Так брели беглецы, пока не вышли к какой-то быстрой речушке. По берегу стлались широкие, заливные луга. Пробираясь по луговым закраинам, наткнулись на стога неубранного сена. Это была примета близкого жилья, сильно взволновавшая всех… И беспокойно и радостно было думать о близких избах, о ночлеге… Загнанные в лесные трущобы, отбившиеся от всего живого, беглецы жадно и страстно потянулись к человеческому очагу. Встань сейчас перед ними, вместо стогов, дымящиеся избы, они, забыв всякие запреты, кинулись бы к ним…

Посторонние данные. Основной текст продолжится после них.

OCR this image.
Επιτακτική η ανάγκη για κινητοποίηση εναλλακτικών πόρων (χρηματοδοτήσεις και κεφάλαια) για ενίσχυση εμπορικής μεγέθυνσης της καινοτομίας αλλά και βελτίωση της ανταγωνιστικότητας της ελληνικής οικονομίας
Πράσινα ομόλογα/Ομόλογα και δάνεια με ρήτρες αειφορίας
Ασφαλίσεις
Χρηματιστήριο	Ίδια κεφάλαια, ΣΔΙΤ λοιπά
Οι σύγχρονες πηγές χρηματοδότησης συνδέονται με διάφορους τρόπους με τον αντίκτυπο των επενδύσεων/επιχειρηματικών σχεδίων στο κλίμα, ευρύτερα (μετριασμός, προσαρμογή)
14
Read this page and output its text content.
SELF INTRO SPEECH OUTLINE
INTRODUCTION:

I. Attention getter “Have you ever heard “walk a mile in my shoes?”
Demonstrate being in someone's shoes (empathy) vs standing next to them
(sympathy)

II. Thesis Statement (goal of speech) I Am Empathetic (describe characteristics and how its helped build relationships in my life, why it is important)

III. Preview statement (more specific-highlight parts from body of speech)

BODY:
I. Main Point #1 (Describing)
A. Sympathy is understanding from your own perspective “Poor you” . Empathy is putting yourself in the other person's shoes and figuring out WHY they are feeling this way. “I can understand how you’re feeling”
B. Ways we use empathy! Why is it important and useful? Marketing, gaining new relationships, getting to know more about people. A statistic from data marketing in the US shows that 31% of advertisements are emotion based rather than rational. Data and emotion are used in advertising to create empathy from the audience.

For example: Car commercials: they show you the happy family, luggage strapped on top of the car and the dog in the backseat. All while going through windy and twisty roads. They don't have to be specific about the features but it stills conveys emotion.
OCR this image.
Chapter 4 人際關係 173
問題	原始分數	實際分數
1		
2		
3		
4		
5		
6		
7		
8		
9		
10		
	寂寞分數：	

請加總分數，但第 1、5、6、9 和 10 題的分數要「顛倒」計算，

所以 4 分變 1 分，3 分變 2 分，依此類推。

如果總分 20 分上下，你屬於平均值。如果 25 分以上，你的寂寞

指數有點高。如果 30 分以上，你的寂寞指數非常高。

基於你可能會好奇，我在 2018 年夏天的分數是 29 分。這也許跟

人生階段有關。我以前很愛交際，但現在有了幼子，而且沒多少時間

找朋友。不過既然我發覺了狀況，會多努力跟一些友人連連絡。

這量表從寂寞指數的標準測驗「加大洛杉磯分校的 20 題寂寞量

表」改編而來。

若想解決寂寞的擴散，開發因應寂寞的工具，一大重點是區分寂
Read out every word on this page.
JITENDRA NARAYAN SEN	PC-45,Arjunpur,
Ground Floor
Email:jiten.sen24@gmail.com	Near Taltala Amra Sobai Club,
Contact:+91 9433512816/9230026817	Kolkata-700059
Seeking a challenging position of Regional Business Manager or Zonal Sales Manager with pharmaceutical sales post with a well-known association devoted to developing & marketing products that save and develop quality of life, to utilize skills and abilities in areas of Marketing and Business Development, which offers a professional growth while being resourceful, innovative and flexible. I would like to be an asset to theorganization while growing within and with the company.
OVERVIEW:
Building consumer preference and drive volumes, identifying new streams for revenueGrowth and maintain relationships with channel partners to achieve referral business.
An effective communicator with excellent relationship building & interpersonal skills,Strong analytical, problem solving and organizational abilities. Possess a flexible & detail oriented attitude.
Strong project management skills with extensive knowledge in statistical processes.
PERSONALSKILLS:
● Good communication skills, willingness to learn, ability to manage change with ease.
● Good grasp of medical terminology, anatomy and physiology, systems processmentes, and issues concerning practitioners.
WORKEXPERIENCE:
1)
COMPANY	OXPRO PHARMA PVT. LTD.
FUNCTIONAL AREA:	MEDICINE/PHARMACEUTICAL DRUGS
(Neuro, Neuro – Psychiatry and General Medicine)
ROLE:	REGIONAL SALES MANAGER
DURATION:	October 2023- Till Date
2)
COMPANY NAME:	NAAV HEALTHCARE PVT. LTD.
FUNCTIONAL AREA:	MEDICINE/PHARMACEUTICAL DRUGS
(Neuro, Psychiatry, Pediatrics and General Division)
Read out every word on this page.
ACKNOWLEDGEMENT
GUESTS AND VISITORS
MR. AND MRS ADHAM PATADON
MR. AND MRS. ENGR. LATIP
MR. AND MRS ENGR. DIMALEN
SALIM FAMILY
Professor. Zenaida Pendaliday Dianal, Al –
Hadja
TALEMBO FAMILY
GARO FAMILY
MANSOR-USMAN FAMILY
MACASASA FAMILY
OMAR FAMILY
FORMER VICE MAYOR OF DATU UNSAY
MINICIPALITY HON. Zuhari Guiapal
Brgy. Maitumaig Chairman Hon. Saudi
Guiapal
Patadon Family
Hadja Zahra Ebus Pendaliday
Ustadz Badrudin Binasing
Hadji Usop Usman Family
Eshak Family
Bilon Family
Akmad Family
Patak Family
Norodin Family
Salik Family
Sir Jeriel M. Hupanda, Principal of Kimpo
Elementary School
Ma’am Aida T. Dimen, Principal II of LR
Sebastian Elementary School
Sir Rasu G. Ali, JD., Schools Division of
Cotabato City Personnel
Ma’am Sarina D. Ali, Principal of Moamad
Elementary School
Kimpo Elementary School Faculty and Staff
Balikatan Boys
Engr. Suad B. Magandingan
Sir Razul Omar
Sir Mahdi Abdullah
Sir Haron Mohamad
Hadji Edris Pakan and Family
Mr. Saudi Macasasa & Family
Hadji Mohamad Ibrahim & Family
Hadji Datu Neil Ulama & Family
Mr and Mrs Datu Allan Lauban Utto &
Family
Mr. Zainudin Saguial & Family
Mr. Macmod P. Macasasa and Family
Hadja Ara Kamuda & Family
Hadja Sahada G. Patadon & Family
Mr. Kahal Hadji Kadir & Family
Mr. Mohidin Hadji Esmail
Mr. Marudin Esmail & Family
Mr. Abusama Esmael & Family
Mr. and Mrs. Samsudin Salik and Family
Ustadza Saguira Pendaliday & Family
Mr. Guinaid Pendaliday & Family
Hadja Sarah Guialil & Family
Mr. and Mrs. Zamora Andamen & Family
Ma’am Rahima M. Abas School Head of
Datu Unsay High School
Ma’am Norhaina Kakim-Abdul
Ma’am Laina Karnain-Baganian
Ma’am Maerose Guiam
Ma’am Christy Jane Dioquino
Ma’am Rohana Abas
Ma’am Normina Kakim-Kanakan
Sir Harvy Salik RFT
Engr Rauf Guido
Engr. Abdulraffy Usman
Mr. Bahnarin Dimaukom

Ладухин отвел партию в лес и выслал разведку. Спустя час разведчики вернулись и рассказали, что за поворотом реки у курной избушки видели человека и лошадь. Избушка стоит, видимо, на дальнем от деревни сенокосе, никакого жилья версты на три не видно.
Случай был слишком благоприятным, чтобы упускать его. Плутать дальше наугад означало губить людей. Надо было поговорить с этим человеком у реки, разузнать у него путь на Пинегу и, если можно, раздобыть съестного.
Ладухин, Сивков и Никишин вскинули на плечи винтовки, взяли топор и, пройдя вдоль лесной опушки до речной излучины, увидели вдалеке на пожне, возле невысокого стога, два темных пятна.
Подобравшись поближе, они увидели, что человек стар, мал ростом, одежда на нем ветхая. Он суетился подле сенного воза, охаживая тощую лошаденку, что-то прилаживая к сбруе.
Пожни были голы, пришлось лечь и пробираться к берегу ползком. Скоро и куртки и штаны намокли от луговой сырости, но мудьюжане не обращали на это внимания. Они ползли, припав к земле и не спуская глаз с копошившегося возле стога человека.
Неподалеку от избы они разделились. Один остался на месте, двое других поползли вправо и влево, окружая старика и отрезая ему путь к отступлению; Потом все разом вскочили и приблизились к нему вплотную.